High traffic websocket/haproxy tuning

haproxynode.jssocket

i have a pubsub application (mostly chat but some other goodies being pub-ed and sub-ed too) running on node & socket.io.

i'm load testing this app by spinning up some other, real large, boxes and running a node app i wrote for this purpose that spawns a ton of processes that connect using the socket.io-client package.

i found that i can get about 1k concurrent connections to a single 1gig rackspace cloud box. we need to support between 10k and 100k concurrent connections (for specific events, not all the time) though so i put a load balancer in front and figured before a big event i'd spin up more machines. but i've put a haproxy box in front and found that with 2 servers and 2k users i'm golden but with 4 servers even 3k users is a struggle!

i noticed that when my load tests start causing lots of disconnects the node servers are experiencing very high cpu usage (in the 90%) which i find odd because when 2 servers and 2k users i end up with a max of 70% which quickly diminishes.

here are some relevant lines from my haproxy config:

mode http
timeout client 86400000
timeout server 86400000
timeout connect 5000
maxconn 100000

i've also put some kernel net tuning into /etc/sysctl.conf on my haproxy and node boxes:

net.ipv4.tcp_tw_reuse = 1
net.ipv4.ip_local_port_range = 1024 65023 
net.ipv4.tcp_max_syn_backlog = 10240 
net.ipv4.tcp_max_tw_buckets = 400000 
net.ipv4.tcp_max_orphans = 60000 
net.ipv4.tcp_synack_retries = 3 
net.core.somaxconn = 50000 
net.core.netdev_max_backlog = 50000 
net.ipv4.tcp_rmem = 8192 87380 8388608 
net.ipv4.tcp_wmem = 8192  87380 8388608

and both the haproxy and node boxes have
ulimit -n 99999
in their relevant init scripts (before starting haproxy or node)

the haproxy box is consistently at single digit (or less) cpu usage.

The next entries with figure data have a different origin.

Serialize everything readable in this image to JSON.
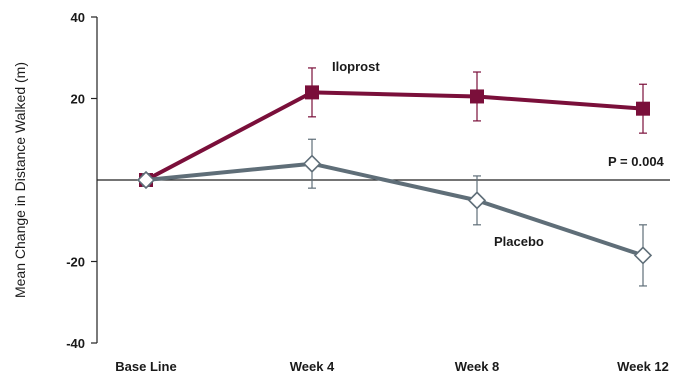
{
  "chart_data": {
    "type": "line",
    "title": "",
    "xlabel": "",
    "ylabel": "Mean Change in Distance Walked (m)",
    "categories": [
      "Base Line",
      "Week 4",
      "Week 8",
      "Week 12"
    ],
    "ylim": [
      -40,
      40
    ],
    "yticks": [
      40,
      20,
      -20,
      -40
    ],
    "grid": false,
    "zero_line": true,
    "series": [
      {
        "name": "Iloprost",
        "color": "#7a0f3a",
        "marker": "filled-square",
        "values": [
          0,
          21.5,
          20.5,
          17.5
        ],
        "err": [
          1.5,
          6,
          6,
          6
        ]
      },
      {
        "name": "Placebo",
        "color": "#5f6e78",
        "marker": "open-diamond",
        "values": [
          0,
          4,
          -5,
          -18.5
        ],
        "err": [
          1.5,
          6,
          6,
          7.5
        ]
      }
    ],
    "annotations": [
      {
        "text": "P = 0.004"
      }
    ]
  }
}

what should my next steps be? does anything here stick out as an issue?

Best Answer

Turn on HAProxy HTTP logging if you haven't already and see if you can find the cause of the disconnects in either that or syslog of the server. The HAProxy HTTP log format includes the termination_state for requests which should help point you in the right direction.